— Интересным? — изрядно удивившись сам, переспросил парен. — Даже для лингвиста?
— Я, не лингвист, а всего лишь кандидат в оные, — чтобы сменить тему, спросила. — Куда ведет наш путь и далек ли он и насколько долог?
Игорь ответил:
— В строгом соответствии плану.
[/b]
[b]ПРОГУЛКА НАСТРАИВАЕТ НА СТРАННЫЕ МЫСЛИ[/b]
Они вышли к Северному автовокзалу, пересекли улицу Челюскинцев в районе Дворца культуры железнодорожников, миновали, оставив слева, жилую, называемую сталинской, многоэтажку, возведенную сразу после войны, ту самую, где без малого двадцать лет обитает немногочисленное семейство Мартьяновых.
Кинув быстрый взгляд на дом, подумал: «А что, если приглашу, а? Нагрянем… Запросто… Огорошу родителей: знакомьтесь, скажу с порога, моя девушка! А что? Почему и не преподнести сюрприз? Отец, вне всякого сомнения, воспримет спокойно, но мать… Пожалуй, экспромт не оценит. Может даже огорченно расплакаться. А Света?.. Как она поведет себя в этой непростой ситуации?.. Неизвестно».

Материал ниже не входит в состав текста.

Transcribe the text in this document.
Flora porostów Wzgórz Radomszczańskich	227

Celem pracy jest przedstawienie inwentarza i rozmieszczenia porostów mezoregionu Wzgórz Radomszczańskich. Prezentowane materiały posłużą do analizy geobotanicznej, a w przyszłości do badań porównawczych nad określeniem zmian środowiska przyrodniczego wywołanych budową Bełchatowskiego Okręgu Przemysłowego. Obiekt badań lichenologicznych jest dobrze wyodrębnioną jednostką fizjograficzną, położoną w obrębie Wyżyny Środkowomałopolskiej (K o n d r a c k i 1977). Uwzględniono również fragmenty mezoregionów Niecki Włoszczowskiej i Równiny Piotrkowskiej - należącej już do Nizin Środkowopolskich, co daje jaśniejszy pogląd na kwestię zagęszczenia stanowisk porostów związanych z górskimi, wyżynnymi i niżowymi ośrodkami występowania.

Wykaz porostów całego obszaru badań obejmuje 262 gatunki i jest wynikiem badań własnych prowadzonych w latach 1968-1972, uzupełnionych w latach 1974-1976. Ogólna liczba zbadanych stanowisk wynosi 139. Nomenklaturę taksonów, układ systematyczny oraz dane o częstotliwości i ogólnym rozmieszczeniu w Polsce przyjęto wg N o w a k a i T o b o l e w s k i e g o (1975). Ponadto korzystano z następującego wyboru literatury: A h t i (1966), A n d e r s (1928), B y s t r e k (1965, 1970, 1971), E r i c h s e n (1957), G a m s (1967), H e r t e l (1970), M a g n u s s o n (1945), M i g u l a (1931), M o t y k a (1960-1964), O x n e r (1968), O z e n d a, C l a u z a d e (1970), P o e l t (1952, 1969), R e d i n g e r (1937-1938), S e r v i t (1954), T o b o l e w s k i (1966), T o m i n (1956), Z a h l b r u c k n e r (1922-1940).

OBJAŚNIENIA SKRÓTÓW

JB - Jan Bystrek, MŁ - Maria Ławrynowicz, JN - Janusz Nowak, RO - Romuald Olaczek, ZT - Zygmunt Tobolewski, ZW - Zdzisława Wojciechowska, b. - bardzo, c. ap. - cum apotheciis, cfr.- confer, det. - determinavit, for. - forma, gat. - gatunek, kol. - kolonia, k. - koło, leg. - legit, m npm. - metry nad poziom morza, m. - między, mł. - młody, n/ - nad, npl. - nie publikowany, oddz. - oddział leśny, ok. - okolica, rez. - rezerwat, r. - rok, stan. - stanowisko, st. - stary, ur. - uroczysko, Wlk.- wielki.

Молнией все это пронеслось в его голове. Осторожность победила безрассудство.
Они молча прошли мимо родового гнёздышка. Остановились лишь возле кинотеатра «Урал», у красочного рекламного щита, из которого они узнали, что с нынешнего понедельника начался месячник советского фильма, сегодня, в частности, через полчаса начнется очередной сеанс.
— Посмотрим, а? — предложил Игорь.
— Что именно?
— Месячник…
— Ясно, что месячник… А какой фильм, конкретно?
— «Любовь Яровая»… Фильм снят в канун и в честь, если только я не ошибаюсь, пятидесятилетия Октябрьской революции…
Светлана, хмыкнув, поправила, опираясь на собственные представления о тех давних событиях:
— Не революция, а переворот, послуживший причиной кровавой гражданской войны.
— Да, но… Фильм неплохой… И, главное, великолепно сыграли артисты… Тот же Юрий Соломин, воспылавший страстью…
— К Чуриковой?! — Светлана рассмеялась. — Не приведи Господи, если приснится сия соблазнительница гвардейского офицера… Продолжала бы и дальше изображать Бабу Ягу… Точь-в-точь… И грима не надо. Сколько бы сэкономили?..
Светлана, отвернувшись от щита, пошла прочь. Игорь понял, что его идея решительно отвергнута.
Игорь решительно не понимал Светлану. Он шел рядом с подругой, которая способна столь решительно отвергать то, что противоречит ее представлениям, и думал: «Да, Чурикова — не красавица! Но роль большевистской комиссарши сыграла, по мнению многих кинокритиков, великолепно. А интересно, — внезапно родилась крамольная мысль, — я мог бы, будучи очарованным некрасивой особой внешне, однако богатой духовно, нарушить воинской долг, предать товарищей по оружию? — Игорь покосился на девушку, пробуя сравнить с Чуриковой. — Нет! Никогда! Невозможно!.. Лишь потому, что некрасива? А талант? Он разве не в силах очаровать мощнее, чем красота?».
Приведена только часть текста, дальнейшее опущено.